The findings demonstrate that snow algae at mid-latitudes can impose substantial radiative forcing and measurable melt enhancement, particularly during peak bloom conditions, addressing the study’s objective to quantify biological contributions to snow darkening. UAV-based multispectral mapping, validated by coincident cell and pigment measurements, effectively detected algae presence, with PCA leveraging all bands and an optimized red/green index exploiting known pigment absorption features. The strong dependence of detection performance and index–abundance relationships on bloom state and seasonal progression underscores the need to consider temporal bloom dynamics and snowpack age in remote sensing algorithms. The large IRF observed relative to higher-latitude studies suggests that mid-latitude conditions (higher insolation, longer melt seasons) may enhance algae impacts on melt. Modeled and measured spectra were broadly consistent in shape, supporting use of SNICAR for biological darkening scenarios, though absolute reflectance differences indicate parameterization refinements are needed for snow algae pigments. The mapping-to-modeling workflow provides a pathway to scale with satellite platforms (e.g., Sentinel-2, Landsat, upcoming imaging spectroscopy missions) and to integrate biological darkening into melt and watershed models, potentially improving predictions of snowmelt timing and volume.

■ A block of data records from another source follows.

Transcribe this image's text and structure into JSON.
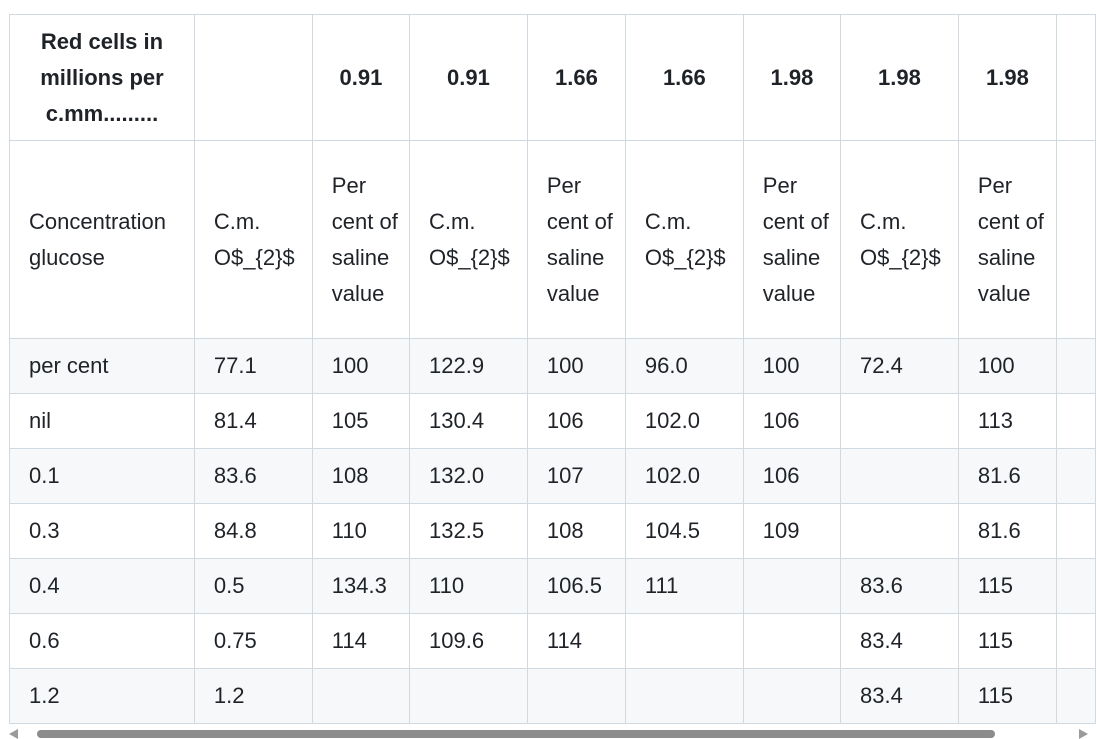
{
  "table": {
    "header": [
      "Red cells in millions per c.mm.........",
      "",
      "0.91",
      "0.91",
      "1.66",
      "1.66",
      "1.98",
      "1.98",
      "1.98"
    ],
    "subheader": [
      "Concentration glucose",
      "C.m. O$_{2}$",
      "Per cent of saline value",
      "C.m. O$_{2}$",
      "Per cent of saline value",
      "C.m. O$_{2}$",
      "Per cent of saline value",
      "C.m. O$_{2}$",
      "Per cent of saline value"
    ],
    "rows": [
      [
        "per cent",
        "77.1",
        "100",
        "122.9",
        "100",
        "96.0",
        "100",
        "72.4",
        "100"
      ],
      [
        "nil",
        "81.4",
        "105",
        "130.4",
        "106",
        "102.0",
        "106",
        "",
        "113"
      ],
      [
        "0.1",
        "83.6",
        "108",
        "132.0",
        "107",
        "102.0",
        "106",
        "",
        "81.6"
      ],
      [
        "0.3",
        "84.8",
        "110",
        "132.5",
        "108",
        "104.5",
        "109",
        "",
        "81.6"
      ],
      [
        "0.4",
        "0.5",
        "134.3",
        "110",
        "106.5",
        "111",
        "",
        "83.6",
        "115"
      ],
      [
        "0.6",
        "0.75",
        "114",
        "109.6",
        "114",
        "",
        "",
        "83.4",
        "115"
      ],
      [
        "1.2",
        "1.2",
        "",
        "",
        "",
        "",
        "",
        "83.4",
        "115"
      ]
    ]
  }
}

This study demonstrates that UAV-mounted multispectral sensors can reliably detect and map mid-latitude snow algae, and that the optimal remote sensing approach varies with bloom state. A PCA-based method and an optimized red/green index both distinguished algae from clean snow during peak bloom, with reduced separability later in the season as snowpack thinned and impurities accumulated. Ground-validated mapping combined with SNICAR modeling quantified high instantaneous radiative forcing (up to ~360 W m−2) and estimated that algae contributed ~1,508 ± 536 m³ of melt over July in a 0.1 km² basin. These results indicate that snow algae can be a non-negligible driver of melt in the North Cascades and likely other mid-latitude mountain ranges. Incorporating snow algae into water resource and climate models is warranted. Future work should: expand temporal sampling to capture bloom evolution; apply hyperspectral sensors for quantitative concentration retrievals; co-develop indices with numerical bloom models; and scale validated approaches to satellite platforms to assess watershed-scale impacts.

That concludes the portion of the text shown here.